Once infected, tree yield declines and fruit appearance and flavour are affected. As there is currently no cure, the disease ultimately ends up killing the tree. HLB has been detected in nearly all major citrus growing regions, including in the US, Brazil and Mexico.
In the US, orange juice production has fallen year-on-year due to the spread of HLB, explained the LDC spokesperson. But reduced supply in the US creates opportunities in other regions, including Brazil, the spokesperson suggested.

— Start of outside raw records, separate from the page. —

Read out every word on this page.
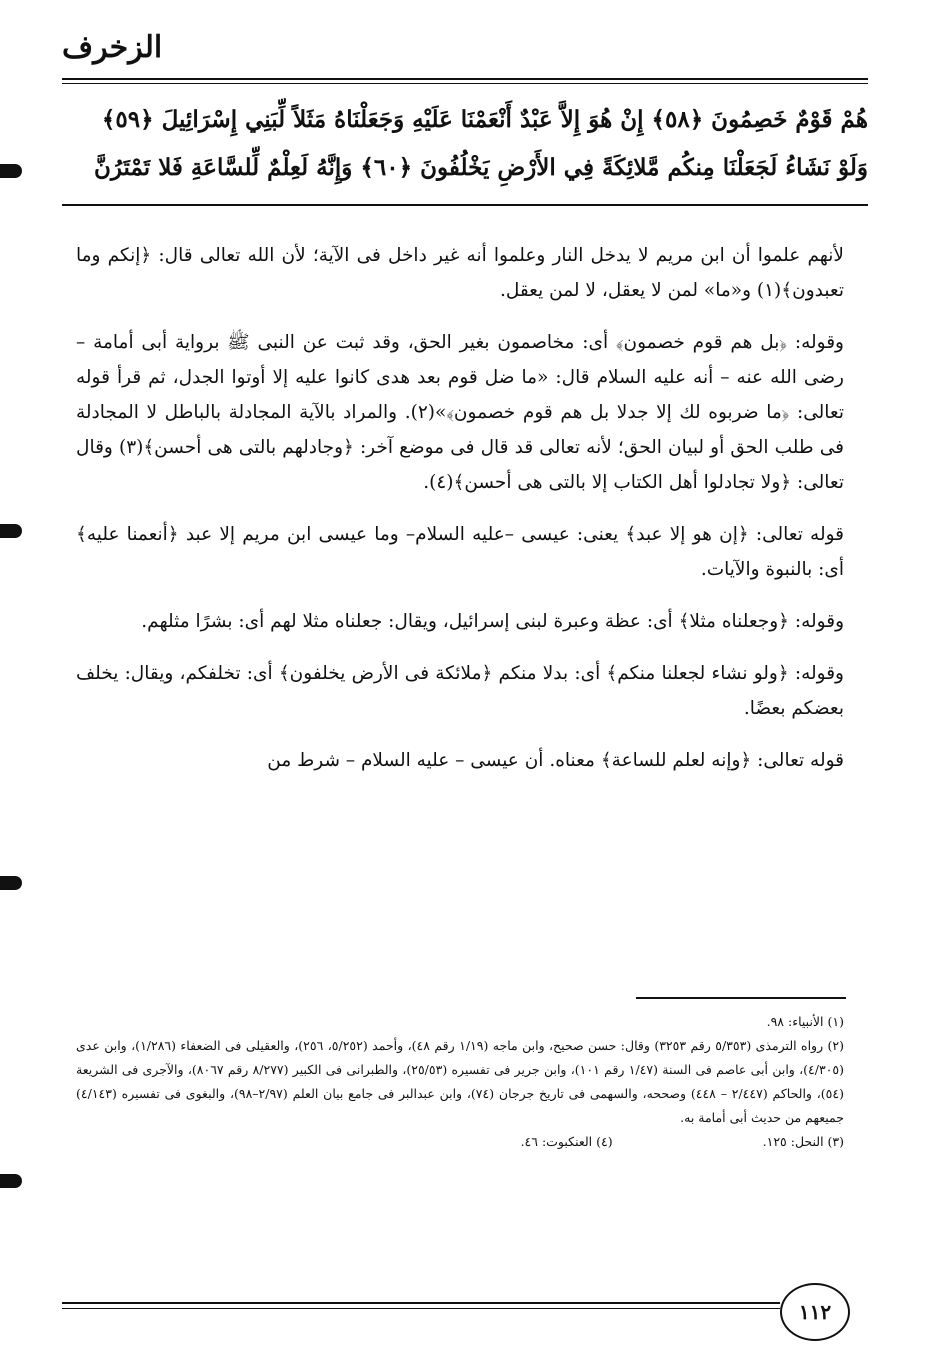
الزخرف
هُمْ قَوْمٌ خَصِمُونَ ﴿٥٨﴾ إِنْ هُوَ إِلاَّ عَبْدٌ أَنْعَمْنَا عَلَيْهِ وَجَعَلْنَاهُ مَثَلاً لِّبَنِي إِسْرَائِيلَ ﴿٥٩﴾
وَلَوْ نَشَاءُ لَجَعَلْنَا مِنكُم مَّلائِكَةً فِي الأَرْضِ يَخْلُفُونَ ﴿٦٠﴾ وَإِنَّهُ لَعِلْمٌ لِّلسَّاعَةِ فَلا تَمْتَرُنَّ

لأنهم علموا أن ابن مريم لا يدخل النار وعلموا أنه غير داخل فى الآية؛ لأن الله تعالى قال: ﴿إنكم وما تعبدون﴾(١) و«ما» لمن لا يعقل، لا لمن يعقل.

وقوله: ﴿بل هم قوم خصمون﴾ أى: مخاصمون بغير الحق، وقد ثبت عن النبى ﷺ برواية أبى أمامة – رضى الله عنه – أنه عليه السلام قال: «ما ضل قوم بعد هدى كانوا عليه إلا أوتوا الجدل، ثم قرأ قوله تعالى: ﴿ما ضربوه لك إلا جدلا بل هم قوم خصمون﴾»(٢). والمراد بالآية المجادلة بالباطل لا المجادلة فى طلب الحق أو لبيان الحق؛ لأنه تعالى قد قال فى موضع آخر: ﴿وجادلهم بالتى هى أحسن﴾(٣) وقال تعالى: ﴿ولا تجادلوا أهل الكتاب إلا بالتى هى أحسن﴾(٤).

قوله تعالى: ﴿إن هو إلا عبد﴾ يعنى: عيسى –عليه السلام– وما عيسى ابن مريم إلا عبد ﴿أنعمنا عليه﴾ أى: بالنبوة والآيات.

وقوله: ﴿وجعلناه مثلا﴾ أى: عظة وعبرة لبنى إسرائيل، ويقال: جعلناه مثلا لهم أى: بشرًا مثلهم.

وقوله: ﴿ولو نشاء لجعلنا منكم﴾ أى: بدلا منكم ﴿ملائكة فى الأرض يخلفون﴾ أى: تخلفكم، ويقال: يخلف بعضكم بعضًا.

قوله تعالى: ﴿وإنه لعلم للساعة﴾ معناه. أن عيسى – عليه السلام – شرط من

(١) الأنبياء: ٩٨.

(٢) رواه الترمذى (٥/٣٥٣ رقم ٣٢٥٣) وقال: حسن صحيح، وابن ماجه (١/١٩ رقم ٤٨)، وأحمد (٥/٢٥٢، ٢٥٦)، والعقيلى فى الضعفاء (١/٢٨٦)، وابن عدى (٤/٣٠٥)، وابن أبى عاصم فى السنة (١/٤٧ رقم ١٠١)، وابن جرير فى تفسيره (٢٥/٥٣)، والطبرانى فى الكبير (٨/٢٧٧ رقم ٨٠٦٧)، والآجرى فى الشريعة (٥٤)، والحاكم (٢/٤٤٧ – ٤٤٨) وصححه، والسهمى فى تاريخ جرجان (٧٤)، وابن عبدالبر فى جامع بيان العلم (٢/٩٧–٩٨)، والبغوى فى تفسيره (٤/١٤٣) جميعهم من حديث أبى أمامة به.

(٣) النحل: ١٢٥.
(٤) العنكبوت: ٤٦.
١١٢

The orange juice major believes the disease can be stamped out, and is collaborating with other stakeholders to achieve this goal. “LDC actively participates in the Brazilian Citrus Defense Fund, which monitors disease incidence, guides operational control practices and develops research to control the insect vector.
“We believe that the combined efforts of all citrus growers can prevent the disease from spreading in the country, as it has in other producing regions around the world.”
Less orange juice, more orange flavoured ingredients?
It is possible that an orange juice shortage also creates new opportunities for members of the ingredients sector.
When we caught up with supplier ADM at the recent Food Ingredient Europe (FiE) event in Frankfurt, Germany, Mel Tunderman, vice president of savory EMEA suggested orange juice might end up being the topic in the beverage industry because of disease and drought stress. “There might be an all time low in orange juice, which is heavily affecting the industry.”
ADM has already observed demand from some of its beverage customers interested in the supplier’s citrus flavour capabilities, the VP revealed. They want to create an orange blend, but retain the same taste profile as conventional orange juice, ‘to adapt to the influences that are caused by Mother Nature’.”